Central Bank of Kenya (CBK) dollar reserves are now at a 15 month-high covering 4.89 months’ worth of imports. At the beginning of this year the country had 4.5 month cover at $7.07 billion.
Governor Patrick Njoroge said Wednesday the reserves have been pushed higher by improving export earnings, a stable currency and lower demand from oil importers after crude prices plunged.
“Inflows from tourism and exports like tea and horticulture are strengthening. There are also portfolio inflows, with investors attracted to invest for the long term because of the favourable environment,” said Dr Njoroge.
“The exchange rate has been stable, while there is the impact of lower oil prices that have improved balance of payments. We see the current account deficit this year closing at eight per cent of GDP (gross domestic product).”
Last October, the reserves had dropped below the required four months import cover at $6.25 billion (Sh639.5 billion) amidst a period of shilling volatility that forced the regulator to sell dollars several times to support it.
This year, the shilling has strengthened by 1.1 per cent to the dollar to exchange at 101.2 units. As a result of the stable currency, there has been no call on the regulator to sell dollars in the market, with the market conditions instead favourable for dollar purchases.
Greenback demand from the key import sectors of energy has come down on the back of the low price of oil through the first quarter of the year.
In the international market, a barrel of crude oil is selling at $43, still over 60 per cent down on the price of $115 seen in June 2014 before the current slide took hold.
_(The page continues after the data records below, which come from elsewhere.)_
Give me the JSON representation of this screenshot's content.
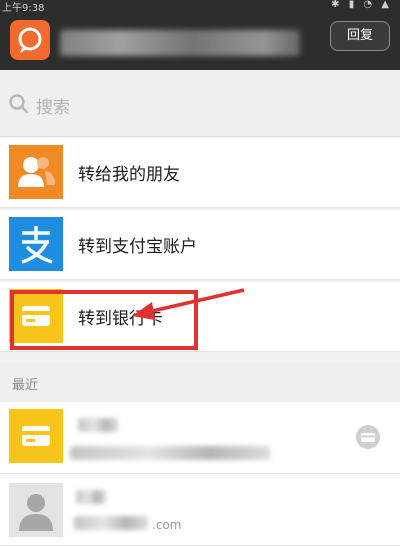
{
  "status_bar": {
    "time": "上午9:38",
    "icons": "✱ ▮ ◔ ▲"
  },
  "header": {
    "reply_label": "回复"
  },
  "search": {
    "placeholder": "搜索"
  },
  "options": [
    {
      "label": "转给我的朋友",
      "icon": "friends-icon",
      "color": "#f08a25"
    },
    {
      "label": "转到支付宝账户",
      "icon": "alipay-icon",
      "color": "#1f8ee0"
    },
    {
      "label": "转到银行卡",
      "icon": "bank-card-icon",
      "color": "#f7c51a"
    }
  ],
  "recent": {
    "section_label": "最近",
    "partial_text": ".com"
  },
  "colors": {
    "header_bg": "#2d2d2d",
    "accent_orange": "#f26a2d",
    "annotation_red": "#e1322f"
  }
}
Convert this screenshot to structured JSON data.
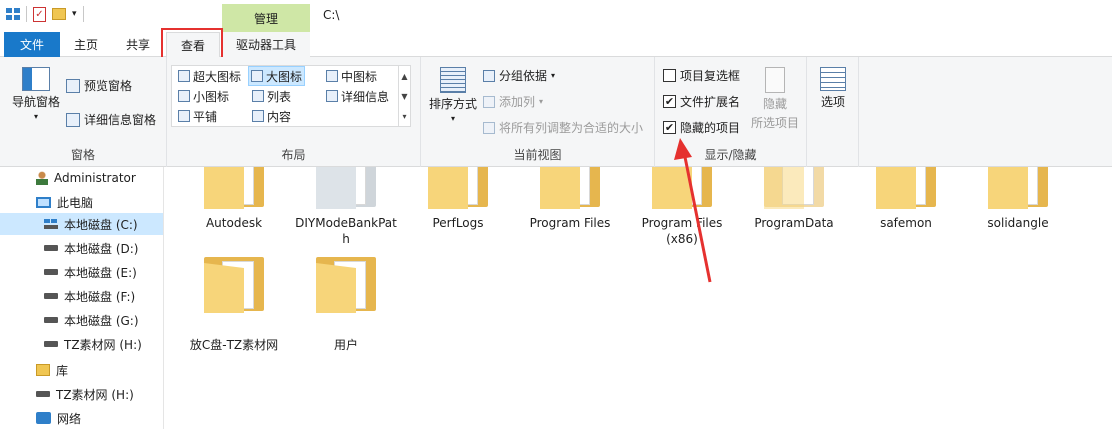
{
  "window": {
    "path": "C:\\"
  },
  "tabs": {
    "file": "文件",
    "home": "主页",
    "share": "共享",
    "view": "查看",
    "manage": "管理",
    "drive_tools": "驱动器工具"
  },
  "ribbon": {
    "panes": {
      "label": "窗格",
      "nav_pane": "导航窗格",
      "preview_pane": "预览窗格",
      "details_pane": "详细信息窗格"
    },
    "layout": {
      "label": "布局",
      "items": [
        "超大图标",
        "大图标",
        "中图标",
        "小图标",
        "列表",
        "详细信息",
        "平铺",
        "内容"
      ],
      "selected": "大图标"
    },
    "current_view": {
      "label": "当前视图",
      "sort_by": "排序方式",
      "group_by": "分组依据",
      "add_column": "添加列",
      "fit_columns": "将所有列调整为合适的大小"
    },
    "show_hide": {
      "label": "显示/隐藏",
      "item_checkboxes": {
        "text": "项目复选框",
        "checked": false
      },
      "file_extensions": {
        "text": "文件扩展名",
        "checked": true
      },
      "hidden_items": {
        "text": "隐藏的项目",
        "checked": true
      },
      "hide_selected_line1": "隐藏",
      "hide_selected_line2": "所选项目"
    },
    "options": "选项"
  },
  "nav": {
    "items": [
      {
        "label": "Administrator",
        "icon": "user-icon"
      },
      {
        "label": "此电脑",
        "icon": "computer-icon"
      },
      {
        "label": "本地磁盘 (C:)",
        "icon": "windows-drive-icon",
        "selected": true
      },
      {
        "label": "本地磁盘 (D:)",
        "icon": "drive-icon"
      },
      {
        "label": "本地磁盘 (E:)",
        "icon": "drive-icon"
      },
      {
        "label": "本地磁盘 (F:)",
        "icon": "drive-icon"
      },
      {
        "label": "本地磁盘 (G:)",
        "icon": "drive-icon"
      },
      {
        "label": "TZ素材网 (H:)",
        "icon": "drive-icon"
      },
      {
        "label": "库",
        "icon": "library-icon"
      },
      {
        "label": "TZ素材网 (H:)",
        "icon": "drive-icon"
      },
      {
        "label": "网络",
        "icon": "network-icon"
      }
    ]
  },
  "folders": [
    {
      "name": "Autodesk"
    },
    {
      "name": "DIYModeBankPath"
    },
    {
      "name": "PerfLogs"
    },
    {
      "name": "Program Files"
    },
    {
      "name": "Program Files (x86)"
    },
    {
      "name": "ProgramData"
    },
    {
      "name": "safemon"
    },
    {
      "name": "solidangle"
    },
    {
      "name": "放C盘-TZ素材网"
    },
    {
      "name": "用户"
    }
  ],
  "colors": {
    "accent": "#1979ca",
    "manage_tab": "#cfe7a6",
    "highlight": "#e5312f",
    "selection": "#cce8ff"
  }
}
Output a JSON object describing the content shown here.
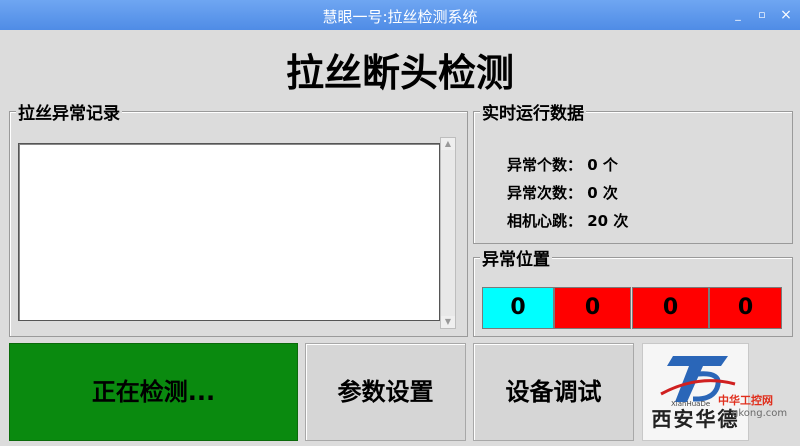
{
  "window": {
    "title": "慧眼一号:拉丝检测系统",
    "min_glyph": "_",
    "max_glyph": "▫",
    "close_glyph": "×"
  },
  "header": {
    "title": "拉丝断头检测"
  },
  "log_panel": {
    "title": "拉丝异常记录",
    "entries": []
  },
  "runtime_panel": {
    "title": "实时运行数据",
    "rows": [
      {
        "label": "异常个数：",
        "value": "0",
        "unit": "个"
      },
      {
        "label": "异常次数：",
        "value": "0",
        "unit": "次"
      },
      {
        "label": "相机心跳：",
        "value": "20",
        "unit": "次"
      }
    ]
  },
  "position_panel": {
    "title": "异常位置",
    "cells": [
      {
        "value": "0",
        "color": "#00ffff"
      },
      {
        "value": "0",
        "color": "#ff0000"
      },
      {
        "value": "0",
        "color": "#ff0000"
      },
      {
        "value": "0",
        "color": "#ff0000"
      }
    ]
  },
  "buttons": {
    "detect": "正在检测...",
    "params": "参数设置",
    "debug": "设备调试"
  },
  "colors": {
    "detect_active": "#0a8a0f",
    "titlebar": "#4f8ce6"
  },
  "logo": {
    "pinyin": "XianHuaDe",
    "chinese": "西安华德"
  },
  "watermark": {
    "line1": "中华工控网",
    "line2": "gkong.com"
  }
}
Domestically, motorists are paying Sh80.71 per litre of petrol in Nairobi that is a six-year low.
In addition to the higher reserves, the country has also secured a Sh152 billion ($1.5 billion) standby facility from the International Monetary Fund (IMF) to be drawn in case of shocks to the economy.
The IMF facility combined with the higher reserves help in calming the markets and lowering volatility of the exchange rate by discouraging speculative trading.
Liquidity in the money markets has been fairly balanced in recent weeks.
The interbank rate has been held in a tight range of between 3.7 and 4.9 per cent over the past two months, with liquidity injections through government payments being balanced by open market mop-up operations through the repo market and primary Treasury bill sales.
According to traders, tourism inflows are improving compared to the low levels seen in 2015, with the sector just coming out of the high season which saw hotel bookings look up from the second half of 2015.
Healthy diaspora inflows have also helped. Latest CBK data shows that cumulatively, inflows in the 12 months to January 2016 increased by 9.7 per cent to $1.57 billion from $1.43 billion in the year to January 2015.